Когда они разговаривали в таком высоком стиле о проблемах жизни и смерти, появилась группа подвыпивших советских моряков. Они окружили клетку с попугаями и битый час учили их говорить слово «дурак». Но безуспешно. Попугаи бормотали что-то свое.
— Видишь, — сказал он своему московскому утешителю, — чему мы учим Запад, и к тому же безуспешно. Сколько тысячелетий потребовалось человечеству, чтобы вскарабкаться на вершины современной цивилизации. А что мы несем в мир? Подлости, моральную деградацию, страх, халтуру, чувство ненадежности и неустойчивости.
— Не будь таким наивным, — говорил московский «врач». — Если бы мы имели в запасе столетия, то и мы тоже начали бы карабкаться вверх. И уверяю тебя, мы за сто лет вскарабкались бы выше Запада. Но у нас этого столетия нет. Есть может быть десять или от силы двадцать лет. А нам нужно победить во что бы то ни стало. Разгромим Запад, тогда у нас в запасе будет вечность. Тогда мы восстановим все ценности западной цивилизации, разовьем новые и вознесем человечество на такие высоты, какие тут и не снились.
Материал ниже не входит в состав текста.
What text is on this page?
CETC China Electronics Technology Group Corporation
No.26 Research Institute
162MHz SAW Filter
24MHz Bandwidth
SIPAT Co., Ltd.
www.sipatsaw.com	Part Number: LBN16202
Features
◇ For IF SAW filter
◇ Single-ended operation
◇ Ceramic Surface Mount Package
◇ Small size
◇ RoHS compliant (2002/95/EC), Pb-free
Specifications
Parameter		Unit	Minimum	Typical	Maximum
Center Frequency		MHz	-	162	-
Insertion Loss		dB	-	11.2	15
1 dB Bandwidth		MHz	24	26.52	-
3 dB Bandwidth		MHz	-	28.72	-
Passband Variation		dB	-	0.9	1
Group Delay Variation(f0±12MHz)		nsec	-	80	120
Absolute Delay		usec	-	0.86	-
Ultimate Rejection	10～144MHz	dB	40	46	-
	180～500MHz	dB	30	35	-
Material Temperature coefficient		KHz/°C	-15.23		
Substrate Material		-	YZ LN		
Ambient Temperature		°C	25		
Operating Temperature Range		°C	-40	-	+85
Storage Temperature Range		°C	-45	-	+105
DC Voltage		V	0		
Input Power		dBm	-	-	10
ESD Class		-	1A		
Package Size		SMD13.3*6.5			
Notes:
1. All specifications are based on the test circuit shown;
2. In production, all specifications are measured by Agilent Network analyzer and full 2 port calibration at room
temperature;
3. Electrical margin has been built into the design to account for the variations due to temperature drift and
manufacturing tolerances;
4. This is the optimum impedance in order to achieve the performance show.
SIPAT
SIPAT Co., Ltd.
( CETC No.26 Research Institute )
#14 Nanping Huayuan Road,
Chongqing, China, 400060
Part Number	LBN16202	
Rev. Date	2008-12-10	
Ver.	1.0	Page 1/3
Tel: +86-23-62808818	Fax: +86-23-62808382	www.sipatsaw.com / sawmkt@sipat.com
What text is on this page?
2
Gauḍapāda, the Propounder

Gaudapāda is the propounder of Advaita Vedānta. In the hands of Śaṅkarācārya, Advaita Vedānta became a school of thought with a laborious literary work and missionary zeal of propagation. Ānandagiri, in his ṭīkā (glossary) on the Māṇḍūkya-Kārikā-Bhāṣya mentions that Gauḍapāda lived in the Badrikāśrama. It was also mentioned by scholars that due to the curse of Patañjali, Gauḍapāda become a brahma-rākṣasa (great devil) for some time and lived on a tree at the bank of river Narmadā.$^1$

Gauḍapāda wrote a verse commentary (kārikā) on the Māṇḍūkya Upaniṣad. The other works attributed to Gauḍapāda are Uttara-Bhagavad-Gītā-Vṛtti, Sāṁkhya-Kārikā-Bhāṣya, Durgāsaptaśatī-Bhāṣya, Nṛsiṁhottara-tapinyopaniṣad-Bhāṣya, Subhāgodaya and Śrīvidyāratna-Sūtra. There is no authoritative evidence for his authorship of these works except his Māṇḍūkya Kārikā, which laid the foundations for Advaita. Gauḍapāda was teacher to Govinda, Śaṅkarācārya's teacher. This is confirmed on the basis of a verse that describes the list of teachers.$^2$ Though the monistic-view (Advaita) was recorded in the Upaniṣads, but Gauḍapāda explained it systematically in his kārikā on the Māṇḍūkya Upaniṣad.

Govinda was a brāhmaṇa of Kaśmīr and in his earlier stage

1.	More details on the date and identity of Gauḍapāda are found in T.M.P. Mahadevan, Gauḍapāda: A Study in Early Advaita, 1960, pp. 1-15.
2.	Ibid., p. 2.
Он не стал тогда спорить. Кто знает, может быть тот «врач» был прав. Но оправдывает ли потенциальное благородство далекого будущего актуальную подлость нашего времени? Этот вопрос, который мог стать поводом терзаний для героев Достоевского, оставил его равнодушным.
Когда они уходили, один из попугаев вдруг отчетливо произнес русское слово «дурак».
— Видишь, — сказал московский «врач», — наши усилия не пропадают даром!
Они рассмеялись. А попугаи хором долго еще кричали им вслед «Дурак!», «Дурак!», «Дурак!»…
Мысли в дороге
Его жизнь — движение. Его дом — дорога. В дороге он думает. Думает хаотично, не различая серьезного и пустяков, анекдотичного и драматичного, личного и чужого. Устав думать, он включает радио. Вот выступает известный политик. Говорит о том, что если на Советский Союз надавить сильнее, то он будет вынужден «либерализоваться».
Какая чепуха, думает он. Но наше руководство тоже не блещет интеллектом и выдержкой. Во всем какая-то незавершенность, недоделанность, половинчатость. Во всем неспособность идти до конца. Наши высшие руководители делают грубую ошибку, заботясь о своей репутации на Западе. На Западе это истолковывают как слабость. Лучше плохая репутация сильного и независимого, чем хорошая слабого и послушного. Чем хуже о нас пишут и говорят на Западе, тем лучше для нас. Вообще было бы полезно довести плохое мнение о нас на Западе до уровня абсурда. Тогда его можно было бы очень быстро изменить на противоположное.
Рутина и творчество
Он перестал ощущать себя рядовым советской незримой армии, атакующей Запад. Он отвык от высокопарных выражений насчет советской агентуры и привык рассматривать свою работу как серую рутину, вытягивающую из него все человеческое. Он стал относиться к себе как к машине, выполняющей чужую волю. И заботился лишь только о том, чтобы машина работала исправно. Его русский язык стал бедным и невыразительным. Он думал по-немецки. И сны видел по-немецки. Это внесло немецкую педантичность и формалистику во всю его работу, но убило в нем живое русское творческое начало. Он стал замечать, что чем лучше и безупречнее он лично и его группа работает, тем мизернее становились результаты работы по существу. Из работы исчезло то, что можно было бы назвать элементом открытия, изобретения. Немецко-западные критерии оценки происходящего и самой деятельности его организации оттеснили критерии русские — халтурные, неопределенные, но в конечном счете гораздо более здравые и жизненные.